Being a Holy Fool doesn’t mean that we ignore reality, or deny what we see in the world; this would be a fake, insincere hope, which makes Christianity appear simple and ignorant; being Fools for Christ’s sake means that we are willing to confuse and astound people when we take in all of reality, all the mess and cruelty and ugliness of the world and still proclaim, “I believe God is bigger than all of this.”

So my invitation to you, as I send you off into your life in this sixth and final week of Lent, is to practice being a Holy Fool, such that even when you don’t feel hopeful, when things seem dark and desolate, you still behave hopefully, by making choices that are rooted not in fear, but in the hope of the Resurrection. Holy Fools are those who are willing to boldly contradict the voice of despair that says evil has won. We need people in this world who still believe that picking up a piece of litter matters, that giving a homeless person a sandwich changes something; that every small act of kindness somehow contributes to the healing of the whole world. We say we believe in the Resurrection; now let’s act like it.

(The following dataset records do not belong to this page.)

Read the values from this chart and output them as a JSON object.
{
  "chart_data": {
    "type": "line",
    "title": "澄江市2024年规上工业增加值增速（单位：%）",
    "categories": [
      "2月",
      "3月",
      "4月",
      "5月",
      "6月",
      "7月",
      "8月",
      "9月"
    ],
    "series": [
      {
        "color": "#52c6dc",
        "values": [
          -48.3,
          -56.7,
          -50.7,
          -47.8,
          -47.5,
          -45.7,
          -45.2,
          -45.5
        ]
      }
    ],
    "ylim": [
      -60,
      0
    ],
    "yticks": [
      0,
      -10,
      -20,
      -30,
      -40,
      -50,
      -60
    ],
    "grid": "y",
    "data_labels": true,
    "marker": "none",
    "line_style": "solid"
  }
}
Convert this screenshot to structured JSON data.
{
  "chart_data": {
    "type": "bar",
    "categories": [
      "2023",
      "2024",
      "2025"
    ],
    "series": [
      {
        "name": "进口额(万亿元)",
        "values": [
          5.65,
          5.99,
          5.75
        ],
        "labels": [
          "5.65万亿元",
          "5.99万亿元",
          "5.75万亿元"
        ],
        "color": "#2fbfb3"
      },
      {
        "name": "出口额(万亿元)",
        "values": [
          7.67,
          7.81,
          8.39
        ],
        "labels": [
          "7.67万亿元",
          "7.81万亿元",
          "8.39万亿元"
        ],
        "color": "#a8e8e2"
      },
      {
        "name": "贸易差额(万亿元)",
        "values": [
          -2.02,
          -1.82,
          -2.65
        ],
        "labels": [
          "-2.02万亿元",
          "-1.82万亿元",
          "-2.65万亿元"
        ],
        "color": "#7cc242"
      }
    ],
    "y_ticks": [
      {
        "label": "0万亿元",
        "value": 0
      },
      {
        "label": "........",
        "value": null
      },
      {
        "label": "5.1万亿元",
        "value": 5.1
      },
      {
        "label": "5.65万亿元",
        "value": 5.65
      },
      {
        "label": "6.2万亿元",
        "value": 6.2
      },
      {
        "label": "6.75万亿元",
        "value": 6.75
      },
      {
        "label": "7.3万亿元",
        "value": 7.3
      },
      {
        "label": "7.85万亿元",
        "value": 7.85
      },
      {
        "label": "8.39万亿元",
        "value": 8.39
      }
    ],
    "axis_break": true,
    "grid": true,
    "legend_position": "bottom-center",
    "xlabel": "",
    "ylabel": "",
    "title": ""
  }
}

I’ll leave you today with these wise words from the artist Vincent Van Gogh:

“Many people seem to think it foolish, even superstitious, to believe that the world could still change for the better. And it is true that in winter it is sometimes so bitingly cold that one is tempted to say, ‘What do I care if there is a summer; its warmth is no help to me now.’ Yes, evil often seems to surpass good. But then, in spite of us, and without our permission, there comes at last an end to the bitter frosts. One morning the wind turns, and there is a thaw. And so I must still have hope.” – Vincent Van Gogh

May the hope of Christ fill you and enfold you in this sixth week of Lent. I’m Tara Ludwig, thank you so much for joining us this year for the Lenten Meditations. With gratitude, all of us at the Faber Institute wish you a blessed and joyful Easter. Amen.